Earnings Per Share
EARNINGS PER SHARE (EPS) = (Net income- Preferred dividends)/ Common shares outstanding at the end of the period
Suppose a company has a net income of 50 lakhs and it paid 10 lakhs as a preferred dividend. The company also has 5 lakhs worth of common shares outstanding. Therefore, in this case, the EPS is (50,00,000- 10,00,000)/5,00,000 = 8 per share. However, if the company has convertible securities and all of them gets converted, we calculate diluted EPS. It gives investors the idea of what would be the earnings per share if the holders of dilutive securities exercise their options.

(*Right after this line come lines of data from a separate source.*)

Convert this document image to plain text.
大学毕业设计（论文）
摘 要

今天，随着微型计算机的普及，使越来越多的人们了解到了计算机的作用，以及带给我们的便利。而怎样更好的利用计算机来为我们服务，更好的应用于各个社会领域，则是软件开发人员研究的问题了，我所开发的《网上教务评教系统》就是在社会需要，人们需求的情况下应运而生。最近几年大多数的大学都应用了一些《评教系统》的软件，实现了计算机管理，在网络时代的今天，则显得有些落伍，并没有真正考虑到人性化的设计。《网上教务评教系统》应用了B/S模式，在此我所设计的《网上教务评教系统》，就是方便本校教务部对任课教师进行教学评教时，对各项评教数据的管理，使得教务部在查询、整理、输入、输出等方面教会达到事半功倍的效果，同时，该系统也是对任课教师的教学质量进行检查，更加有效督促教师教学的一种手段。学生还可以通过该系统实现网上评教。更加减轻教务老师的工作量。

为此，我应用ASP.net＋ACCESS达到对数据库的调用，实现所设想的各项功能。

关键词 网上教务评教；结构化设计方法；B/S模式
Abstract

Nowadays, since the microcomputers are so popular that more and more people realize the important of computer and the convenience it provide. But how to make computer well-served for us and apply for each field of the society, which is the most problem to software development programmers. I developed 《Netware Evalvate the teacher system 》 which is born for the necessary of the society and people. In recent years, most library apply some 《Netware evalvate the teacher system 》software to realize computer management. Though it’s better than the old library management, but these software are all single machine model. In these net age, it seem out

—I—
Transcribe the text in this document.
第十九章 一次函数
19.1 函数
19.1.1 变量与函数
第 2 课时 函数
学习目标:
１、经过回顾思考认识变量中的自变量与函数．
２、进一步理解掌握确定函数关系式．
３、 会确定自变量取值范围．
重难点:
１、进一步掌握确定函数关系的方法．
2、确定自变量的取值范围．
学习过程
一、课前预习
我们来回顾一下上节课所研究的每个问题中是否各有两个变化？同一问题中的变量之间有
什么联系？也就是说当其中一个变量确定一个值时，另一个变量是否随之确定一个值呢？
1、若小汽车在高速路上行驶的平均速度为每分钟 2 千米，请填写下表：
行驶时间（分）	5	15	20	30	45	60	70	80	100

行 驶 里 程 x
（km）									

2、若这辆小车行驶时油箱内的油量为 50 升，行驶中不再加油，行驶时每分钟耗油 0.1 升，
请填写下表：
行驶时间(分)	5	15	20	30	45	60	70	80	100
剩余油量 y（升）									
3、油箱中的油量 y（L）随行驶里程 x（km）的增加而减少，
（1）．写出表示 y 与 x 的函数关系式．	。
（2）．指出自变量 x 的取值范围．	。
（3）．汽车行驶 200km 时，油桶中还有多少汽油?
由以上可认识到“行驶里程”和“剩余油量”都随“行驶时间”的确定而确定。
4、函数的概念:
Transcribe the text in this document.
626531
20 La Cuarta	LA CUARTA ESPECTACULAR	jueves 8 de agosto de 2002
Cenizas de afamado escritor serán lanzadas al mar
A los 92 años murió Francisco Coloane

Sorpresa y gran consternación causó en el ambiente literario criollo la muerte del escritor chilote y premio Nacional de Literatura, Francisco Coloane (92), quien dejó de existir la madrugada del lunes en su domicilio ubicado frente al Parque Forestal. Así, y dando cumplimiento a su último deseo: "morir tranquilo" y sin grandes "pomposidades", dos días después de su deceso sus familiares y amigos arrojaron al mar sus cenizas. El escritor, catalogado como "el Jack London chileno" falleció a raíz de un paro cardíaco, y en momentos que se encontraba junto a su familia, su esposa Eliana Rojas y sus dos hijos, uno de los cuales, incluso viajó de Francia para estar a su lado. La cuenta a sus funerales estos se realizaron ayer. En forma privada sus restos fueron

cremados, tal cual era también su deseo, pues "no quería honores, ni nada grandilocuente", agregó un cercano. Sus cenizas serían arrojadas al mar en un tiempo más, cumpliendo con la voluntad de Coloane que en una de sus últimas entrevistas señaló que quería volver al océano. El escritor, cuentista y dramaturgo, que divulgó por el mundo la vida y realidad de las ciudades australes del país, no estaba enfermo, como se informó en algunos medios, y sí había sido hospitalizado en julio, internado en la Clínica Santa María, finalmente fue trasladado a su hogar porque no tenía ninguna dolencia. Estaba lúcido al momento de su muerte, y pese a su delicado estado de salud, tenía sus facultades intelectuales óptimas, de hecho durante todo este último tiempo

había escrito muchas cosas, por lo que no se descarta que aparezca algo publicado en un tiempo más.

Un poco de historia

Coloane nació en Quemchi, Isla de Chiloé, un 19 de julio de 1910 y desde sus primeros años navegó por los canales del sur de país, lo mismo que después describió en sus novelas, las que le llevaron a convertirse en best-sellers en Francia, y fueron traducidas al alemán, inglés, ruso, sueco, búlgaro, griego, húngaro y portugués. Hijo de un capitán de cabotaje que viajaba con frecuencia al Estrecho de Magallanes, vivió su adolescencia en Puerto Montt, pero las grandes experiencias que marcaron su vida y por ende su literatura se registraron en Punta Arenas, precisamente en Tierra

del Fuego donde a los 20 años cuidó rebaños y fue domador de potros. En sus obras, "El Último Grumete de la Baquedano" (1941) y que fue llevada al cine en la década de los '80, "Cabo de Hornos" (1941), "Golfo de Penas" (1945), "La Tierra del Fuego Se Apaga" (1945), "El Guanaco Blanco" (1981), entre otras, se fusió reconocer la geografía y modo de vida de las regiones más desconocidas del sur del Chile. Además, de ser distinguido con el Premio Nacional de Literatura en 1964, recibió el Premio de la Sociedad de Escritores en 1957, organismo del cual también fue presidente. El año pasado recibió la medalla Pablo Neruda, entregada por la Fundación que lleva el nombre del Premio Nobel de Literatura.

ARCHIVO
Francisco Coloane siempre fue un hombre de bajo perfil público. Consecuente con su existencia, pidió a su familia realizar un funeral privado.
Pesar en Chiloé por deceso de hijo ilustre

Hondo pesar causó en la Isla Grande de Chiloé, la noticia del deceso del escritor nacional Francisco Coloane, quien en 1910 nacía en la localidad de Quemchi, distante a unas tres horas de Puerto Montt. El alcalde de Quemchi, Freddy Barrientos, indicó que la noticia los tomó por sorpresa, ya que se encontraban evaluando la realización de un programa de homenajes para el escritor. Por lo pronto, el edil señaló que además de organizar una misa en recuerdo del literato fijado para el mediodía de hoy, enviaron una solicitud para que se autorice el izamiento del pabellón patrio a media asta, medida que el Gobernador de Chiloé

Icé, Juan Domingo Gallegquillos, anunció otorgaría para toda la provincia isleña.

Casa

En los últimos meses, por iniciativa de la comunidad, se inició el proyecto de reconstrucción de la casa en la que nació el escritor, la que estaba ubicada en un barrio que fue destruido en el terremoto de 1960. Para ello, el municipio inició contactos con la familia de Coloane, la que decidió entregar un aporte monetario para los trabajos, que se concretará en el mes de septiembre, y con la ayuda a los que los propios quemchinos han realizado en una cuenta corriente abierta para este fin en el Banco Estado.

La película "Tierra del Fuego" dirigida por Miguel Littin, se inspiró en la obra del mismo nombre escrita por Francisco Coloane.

Diluted EPS= Net income/ Current shares outstanding + Exercisable rights on new shares
This ratio helps us to analyse which companies will be more profitable to invest in because a higher EPS generally indicates higher profitability. With the help of this ratio, the investors can also determine the existing and anticipated stock value. In other words, it gives us the idea of whether the stock price is valued as per its market performance or not.
But be careful, not always higher EPS means that the company is suitable for investment. We do not consider the cash flows of the company while calculating EPS. This means, that the company might be quite profitable but could be having poor solvency ratios. Also, the calculation of EPS does not consider inflation too. Therefore, if a company fails to purchase or sell goods more than the previous year, its EPS value might present a misleading picture.
Hence, Earnings per share ratio should be checked with other financial parameters to get a better and overall view of performance of any company.